So I’m going to try and be constructive with this critique, but first here’s a bit of history about the games development.  GWBW was the product of the Ludum Dare 26 Game Jam.  The theme for the event was “Minimalism” and with that in mind the team created a single scene with minimalism  as the core gameplay element.  You and your team had to survive 40 days in an isolated environment before being rescued.  It was a neat idea, filled with morally ambiguous decisions, and the plaudits soon followed.

Following the success of the game jam, a crowd-funding effort soon materialised and the $20,000 raised on Indiegogo smashed the $8,000 original target back in August 2013.  At some point darling indie publisher Devolver jumped on board and the rest as they say is history.  Fast forwarding to 2014, and the game has now hit full release.

I’m Begging Please, Stop Playing Games

The first mission finds you in control of a team trying to hack a computer aboard an enemy installation.  Your team each have their own responsibilities.  One is in charge of ensuring the security team doesn’t storm your position, another is looking after hostages, a third controllable character is your electronic warfare specialist-  tasked with boosting the hack speed and crippling attempts to stop your hack.

Are your hostages looking a bit too calm for your liking? You can shout at them or give them a bit of a kicking. Likewise, if they are on the edge of doing something stupid you can try and calm them down.  It’s the same mechanic for keeping the attackers back, firing a couple of shots forces them into retreat, where as negotiating halts them in their tracks and gives your team breathing space.
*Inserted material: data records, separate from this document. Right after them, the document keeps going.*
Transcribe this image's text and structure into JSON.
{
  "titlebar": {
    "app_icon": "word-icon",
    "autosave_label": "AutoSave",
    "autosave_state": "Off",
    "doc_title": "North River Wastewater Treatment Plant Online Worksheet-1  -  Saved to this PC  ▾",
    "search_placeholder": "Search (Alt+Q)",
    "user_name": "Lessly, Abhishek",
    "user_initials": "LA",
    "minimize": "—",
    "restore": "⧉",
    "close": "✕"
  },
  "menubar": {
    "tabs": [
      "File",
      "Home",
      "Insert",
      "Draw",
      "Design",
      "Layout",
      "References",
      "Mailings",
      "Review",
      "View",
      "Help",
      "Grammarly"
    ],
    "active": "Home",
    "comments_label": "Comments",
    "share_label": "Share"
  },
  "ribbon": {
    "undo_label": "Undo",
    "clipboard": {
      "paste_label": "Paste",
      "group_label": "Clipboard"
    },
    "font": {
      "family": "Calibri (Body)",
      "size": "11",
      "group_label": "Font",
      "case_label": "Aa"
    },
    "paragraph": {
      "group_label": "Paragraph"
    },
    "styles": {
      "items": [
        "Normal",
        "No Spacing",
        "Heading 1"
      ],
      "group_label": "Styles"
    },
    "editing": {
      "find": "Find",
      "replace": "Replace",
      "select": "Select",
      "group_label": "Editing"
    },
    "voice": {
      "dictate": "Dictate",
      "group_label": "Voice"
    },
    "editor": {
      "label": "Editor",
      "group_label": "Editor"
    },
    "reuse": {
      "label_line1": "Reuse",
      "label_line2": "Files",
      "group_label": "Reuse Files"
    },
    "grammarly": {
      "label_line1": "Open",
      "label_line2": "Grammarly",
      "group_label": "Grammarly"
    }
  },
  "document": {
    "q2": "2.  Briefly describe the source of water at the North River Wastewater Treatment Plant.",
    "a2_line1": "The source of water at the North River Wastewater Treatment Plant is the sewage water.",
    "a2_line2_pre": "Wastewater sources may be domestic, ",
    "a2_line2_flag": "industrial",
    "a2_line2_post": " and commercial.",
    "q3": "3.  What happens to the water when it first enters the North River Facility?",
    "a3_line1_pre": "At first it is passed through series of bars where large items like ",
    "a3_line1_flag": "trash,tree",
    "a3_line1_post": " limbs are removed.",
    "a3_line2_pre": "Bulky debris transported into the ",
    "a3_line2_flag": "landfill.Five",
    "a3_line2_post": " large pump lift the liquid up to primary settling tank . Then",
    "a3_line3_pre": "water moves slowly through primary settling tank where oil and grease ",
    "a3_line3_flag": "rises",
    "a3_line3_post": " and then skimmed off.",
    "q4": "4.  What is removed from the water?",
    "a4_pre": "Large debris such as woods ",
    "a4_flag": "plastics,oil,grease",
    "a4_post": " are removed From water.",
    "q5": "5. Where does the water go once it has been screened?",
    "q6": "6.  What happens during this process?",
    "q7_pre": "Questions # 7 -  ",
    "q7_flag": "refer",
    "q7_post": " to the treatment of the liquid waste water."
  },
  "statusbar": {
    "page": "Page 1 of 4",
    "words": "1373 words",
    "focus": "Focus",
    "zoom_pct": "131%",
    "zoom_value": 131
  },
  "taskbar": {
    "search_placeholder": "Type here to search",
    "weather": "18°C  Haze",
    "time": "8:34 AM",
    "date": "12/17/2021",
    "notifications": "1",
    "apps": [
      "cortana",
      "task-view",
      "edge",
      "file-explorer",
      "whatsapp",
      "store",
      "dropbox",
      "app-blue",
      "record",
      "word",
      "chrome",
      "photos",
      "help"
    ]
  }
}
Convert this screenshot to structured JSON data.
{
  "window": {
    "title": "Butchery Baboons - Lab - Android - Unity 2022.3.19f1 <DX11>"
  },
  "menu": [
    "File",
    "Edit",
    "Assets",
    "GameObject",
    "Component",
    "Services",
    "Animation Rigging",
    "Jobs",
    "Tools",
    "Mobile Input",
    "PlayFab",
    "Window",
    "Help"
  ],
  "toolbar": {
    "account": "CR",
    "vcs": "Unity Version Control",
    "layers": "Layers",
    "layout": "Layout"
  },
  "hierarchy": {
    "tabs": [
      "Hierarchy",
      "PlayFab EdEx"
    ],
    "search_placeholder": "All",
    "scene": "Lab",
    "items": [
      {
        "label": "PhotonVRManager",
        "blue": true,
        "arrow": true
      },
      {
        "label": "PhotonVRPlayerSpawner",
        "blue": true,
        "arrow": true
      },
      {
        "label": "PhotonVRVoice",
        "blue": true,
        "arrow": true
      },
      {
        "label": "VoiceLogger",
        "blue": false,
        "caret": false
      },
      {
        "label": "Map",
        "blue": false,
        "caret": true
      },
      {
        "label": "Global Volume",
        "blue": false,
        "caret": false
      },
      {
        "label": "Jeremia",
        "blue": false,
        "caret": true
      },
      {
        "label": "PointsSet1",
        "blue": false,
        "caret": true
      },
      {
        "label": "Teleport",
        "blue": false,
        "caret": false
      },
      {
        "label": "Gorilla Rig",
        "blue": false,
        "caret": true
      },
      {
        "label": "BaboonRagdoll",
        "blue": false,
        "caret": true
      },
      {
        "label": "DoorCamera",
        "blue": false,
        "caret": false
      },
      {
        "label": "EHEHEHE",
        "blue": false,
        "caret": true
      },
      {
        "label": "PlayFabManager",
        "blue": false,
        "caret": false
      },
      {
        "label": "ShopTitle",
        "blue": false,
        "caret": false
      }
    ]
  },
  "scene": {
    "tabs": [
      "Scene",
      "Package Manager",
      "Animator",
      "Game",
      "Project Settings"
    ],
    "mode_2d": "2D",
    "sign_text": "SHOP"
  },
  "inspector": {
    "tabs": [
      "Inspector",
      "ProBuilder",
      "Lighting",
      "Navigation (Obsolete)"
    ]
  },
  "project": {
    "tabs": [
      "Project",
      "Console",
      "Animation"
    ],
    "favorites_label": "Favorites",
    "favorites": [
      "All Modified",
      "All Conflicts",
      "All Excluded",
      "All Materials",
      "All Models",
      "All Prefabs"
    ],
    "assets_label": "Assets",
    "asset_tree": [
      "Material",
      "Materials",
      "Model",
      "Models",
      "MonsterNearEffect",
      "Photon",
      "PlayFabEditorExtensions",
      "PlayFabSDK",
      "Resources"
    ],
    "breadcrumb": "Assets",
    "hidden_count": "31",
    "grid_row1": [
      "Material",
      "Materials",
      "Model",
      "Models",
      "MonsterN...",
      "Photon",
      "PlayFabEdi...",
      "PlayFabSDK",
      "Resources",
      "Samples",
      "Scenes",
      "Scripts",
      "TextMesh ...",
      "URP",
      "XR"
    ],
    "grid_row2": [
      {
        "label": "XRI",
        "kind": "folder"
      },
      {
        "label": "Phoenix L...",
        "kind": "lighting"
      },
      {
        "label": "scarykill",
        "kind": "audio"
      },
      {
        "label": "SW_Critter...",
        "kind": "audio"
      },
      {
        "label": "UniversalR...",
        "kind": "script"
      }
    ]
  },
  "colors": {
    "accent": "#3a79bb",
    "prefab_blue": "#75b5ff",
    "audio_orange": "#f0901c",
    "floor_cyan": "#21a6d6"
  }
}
The second episode- titled ’20 Days of Words’ concentrates on just two of your team, who after being captured must survive 20 days of extreme interrogation. I’d hazard a bet that this would be Dick Cheney’s favourite part.  Don’t answer the questions? You get hurt. Sustain enough injuries and you die.  You can give your merciless captors the information for a brief respite, but give too much away and it’s game over.  Another member of your team does come into play and offers some limited help, but I think you’re getting the idea of this game now. The 6 playable scenes all revolve around the same mechanic, and to be honest I only progressed through trial and error.
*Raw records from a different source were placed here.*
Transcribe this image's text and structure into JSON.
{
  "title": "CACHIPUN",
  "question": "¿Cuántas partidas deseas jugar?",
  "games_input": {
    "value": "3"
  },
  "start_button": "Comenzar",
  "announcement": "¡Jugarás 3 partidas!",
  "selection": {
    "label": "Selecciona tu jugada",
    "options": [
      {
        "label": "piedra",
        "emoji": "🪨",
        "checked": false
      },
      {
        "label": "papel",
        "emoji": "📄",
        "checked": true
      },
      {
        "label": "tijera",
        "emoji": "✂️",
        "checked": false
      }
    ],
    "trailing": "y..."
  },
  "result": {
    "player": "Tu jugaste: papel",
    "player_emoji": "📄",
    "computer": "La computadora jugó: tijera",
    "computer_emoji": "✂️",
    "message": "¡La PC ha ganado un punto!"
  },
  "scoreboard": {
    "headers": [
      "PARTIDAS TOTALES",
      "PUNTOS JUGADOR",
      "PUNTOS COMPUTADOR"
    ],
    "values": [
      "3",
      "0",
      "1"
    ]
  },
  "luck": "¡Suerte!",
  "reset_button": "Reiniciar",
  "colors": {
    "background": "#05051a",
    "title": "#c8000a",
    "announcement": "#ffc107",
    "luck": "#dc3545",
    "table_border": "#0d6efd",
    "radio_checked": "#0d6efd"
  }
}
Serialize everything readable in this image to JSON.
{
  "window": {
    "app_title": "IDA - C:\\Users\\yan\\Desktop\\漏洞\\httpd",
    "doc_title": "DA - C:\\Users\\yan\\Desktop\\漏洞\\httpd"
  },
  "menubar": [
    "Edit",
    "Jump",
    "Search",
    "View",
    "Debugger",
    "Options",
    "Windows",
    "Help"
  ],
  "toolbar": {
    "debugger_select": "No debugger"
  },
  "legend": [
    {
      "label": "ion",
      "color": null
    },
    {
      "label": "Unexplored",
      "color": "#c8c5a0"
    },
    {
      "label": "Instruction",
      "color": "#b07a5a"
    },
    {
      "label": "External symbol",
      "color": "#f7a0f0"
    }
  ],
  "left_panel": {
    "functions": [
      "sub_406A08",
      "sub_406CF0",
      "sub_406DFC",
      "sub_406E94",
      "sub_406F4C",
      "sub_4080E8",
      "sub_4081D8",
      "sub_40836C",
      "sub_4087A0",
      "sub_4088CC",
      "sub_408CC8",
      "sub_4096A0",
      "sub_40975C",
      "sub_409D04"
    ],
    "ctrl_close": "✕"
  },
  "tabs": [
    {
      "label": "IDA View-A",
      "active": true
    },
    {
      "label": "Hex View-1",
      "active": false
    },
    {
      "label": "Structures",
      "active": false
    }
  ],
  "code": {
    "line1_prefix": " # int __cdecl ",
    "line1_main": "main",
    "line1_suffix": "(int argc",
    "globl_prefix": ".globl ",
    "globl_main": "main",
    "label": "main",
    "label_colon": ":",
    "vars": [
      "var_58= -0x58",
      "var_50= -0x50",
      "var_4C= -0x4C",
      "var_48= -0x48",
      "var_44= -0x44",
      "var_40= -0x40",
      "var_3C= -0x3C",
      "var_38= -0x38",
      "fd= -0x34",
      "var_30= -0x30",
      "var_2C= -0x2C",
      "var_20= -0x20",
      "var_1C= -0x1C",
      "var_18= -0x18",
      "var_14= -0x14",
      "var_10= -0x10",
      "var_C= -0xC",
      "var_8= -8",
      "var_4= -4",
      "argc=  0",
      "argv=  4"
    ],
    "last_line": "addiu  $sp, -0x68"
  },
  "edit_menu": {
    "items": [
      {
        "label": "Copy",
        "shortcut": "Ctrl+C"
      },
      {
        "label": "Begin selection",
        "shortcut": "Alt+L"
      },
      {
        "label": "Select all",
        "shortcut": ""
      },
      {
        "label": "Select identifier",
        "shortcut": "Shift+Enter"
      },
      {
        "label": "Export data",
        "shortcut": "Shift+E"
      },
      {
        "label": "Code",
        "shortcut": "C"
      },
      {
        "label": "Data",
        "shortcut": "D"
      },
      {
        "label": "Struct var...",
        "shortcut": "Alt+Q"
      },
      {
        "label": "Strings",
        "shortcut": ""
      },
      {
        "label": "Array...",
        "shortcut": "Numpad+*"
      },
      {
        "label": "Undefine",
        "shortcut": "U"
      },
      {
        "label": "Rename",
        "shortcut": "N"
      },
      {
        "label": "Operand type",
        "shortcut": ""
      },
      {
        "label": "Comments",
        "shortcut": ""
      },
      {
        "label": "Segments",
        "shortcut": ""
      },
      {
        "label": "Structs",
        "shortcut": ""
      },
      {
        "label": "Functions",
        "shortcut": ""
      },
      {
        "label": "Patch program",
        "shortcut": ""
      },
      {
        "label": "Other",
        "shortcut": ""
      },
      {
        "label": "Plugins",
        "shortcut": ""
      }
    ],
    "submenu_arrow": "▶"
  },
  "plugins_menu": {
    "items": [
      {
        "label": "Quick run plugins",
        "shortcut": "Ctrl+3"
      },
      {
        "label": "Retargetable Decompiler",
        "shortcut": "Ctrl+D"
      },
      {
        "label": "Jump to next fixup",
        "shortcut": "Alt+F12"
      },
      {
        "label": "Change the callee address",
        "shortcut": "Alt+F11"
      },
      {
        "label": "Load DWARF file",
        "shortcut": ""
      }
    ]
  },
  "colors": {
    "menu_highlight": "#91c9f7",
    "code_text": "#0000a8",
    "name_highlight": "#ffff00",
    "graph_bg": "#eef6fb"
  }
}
Described as a point and click thriller, in reality it’s a point and click resource management game, a brutally tough one at that.  I was lucky enough to get early access to Gods Will Be Watching and was stuck for over a week on that second mission.  It really can be that tough to figure out.  A challenging game can be a great thing, look at the success of Dark Souls.  Where that particular spirit crushing game requires skill, GWBW is all about the unseen algorithms running in the background that are quite honestly incomprehensible to people like me.  The game became a real chore for me, any enjoyment I was having was completely sapped.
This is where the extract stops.